The impacts of climate change on marine species are often compounded by other stressors that make direct attribution and prediction difficult. Shy albatrosses (Thalassarche cauta) breeding on Albatross Island, Tasmania, show an unusually restricted foraging range, allowing easier discrimination between the influence of non-climate stressors (fisheries bycatch) and environmental variation. Local environmental conditions (rainfall, air temperature, and sea-surface height, an indicator of upwelling) during the vulnerable chick-rearing stage, have been correlated with breeding success of shy albatrosses. We use an age-, stage- and sex-structured population model to explore potential relationships between local environmental factors and albatross breeding success while accounting for fisheries bycatch by trawl and longline fisheries. The model uses time-series of observed breeding population counts, breeding success, adult and juvenile survival rates and a bycatch mortality observation for trawl fishing to estimate fisheries catchability, environmental influence, natural mortality rate, density dependence, and productivity.
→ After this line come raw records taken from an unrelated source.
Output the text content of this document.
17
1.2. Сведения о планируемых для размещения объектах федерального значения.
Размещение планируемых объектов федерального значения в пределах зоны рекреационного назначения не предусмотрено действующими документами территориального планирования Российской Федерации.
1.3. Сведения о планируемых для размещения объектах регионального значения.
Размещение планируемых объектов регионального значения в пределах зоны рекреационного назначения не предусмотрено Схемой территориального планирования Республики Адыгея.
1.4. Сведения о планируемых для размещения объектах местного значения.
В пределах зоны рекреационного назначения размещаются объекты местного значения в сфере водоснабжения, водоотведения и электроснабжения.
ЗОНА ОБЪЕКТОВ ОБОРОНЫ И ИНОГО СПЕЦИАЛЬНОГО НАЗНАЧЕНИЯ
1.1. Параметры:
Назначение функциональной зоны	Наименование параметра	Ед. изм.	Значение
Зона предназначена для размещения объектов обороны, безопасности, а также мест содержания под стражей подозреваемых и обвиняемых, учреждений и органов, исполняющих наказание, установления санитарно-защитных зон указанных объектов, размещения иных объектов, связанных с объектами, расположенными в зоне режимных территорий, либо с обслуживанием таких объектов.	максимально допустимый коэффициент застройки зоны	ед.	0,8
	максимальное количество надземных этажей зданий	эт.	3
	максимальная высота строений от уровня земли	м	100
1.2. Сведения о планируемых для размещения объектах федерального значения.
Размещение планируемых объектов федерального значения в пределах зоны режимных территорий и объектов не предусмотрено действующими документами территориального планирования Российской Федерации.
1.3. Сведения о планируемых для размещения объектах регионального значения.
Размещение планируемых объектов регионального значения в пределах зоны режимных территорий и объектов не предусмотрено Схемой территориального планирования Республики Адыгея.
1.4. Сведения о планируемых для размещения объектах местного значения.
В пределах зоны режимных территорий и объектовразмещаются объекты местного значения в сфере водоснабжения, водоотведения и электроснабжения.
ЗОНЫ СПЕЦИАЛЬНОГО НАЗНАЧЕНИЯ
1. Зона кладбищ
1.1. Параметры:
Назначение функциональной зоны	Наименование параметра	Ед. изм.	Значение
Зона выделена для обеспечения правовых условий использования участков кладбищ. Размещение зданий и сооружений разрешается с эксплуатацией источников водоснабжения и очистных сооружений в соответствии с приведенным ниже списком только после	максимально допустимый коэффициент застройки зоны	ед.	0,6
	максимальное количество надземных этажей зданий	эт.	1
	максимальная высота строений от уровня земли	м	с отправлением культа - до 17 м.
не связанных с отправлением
Observed at-sea distributions for adult and juvenile birds were coupled with reported fishing effort to estimate vulnerability to incidental bycatch. The inclusion of rainfall, temperature and sea-surface height as explanatory variables for annual chick mortality rate was statistically significant. Global climate models predict little change in future local average rainfall, however, increases are forecast in both temperatures and upwelling, which are predicted to have detrimental and beneficial effects, respectively, on breeding success. The model shows that mitigation of at least 50% of present bycatch is required to offset losses due to future temperature changes, even if upwelling increases substantially. Our results highlight the benefits of using an integrated modeling approach, which uses available demographic as well as environmental data within a single estimation framework, to provide future predictions. Such predictions inform the development of management options in the face of climate change.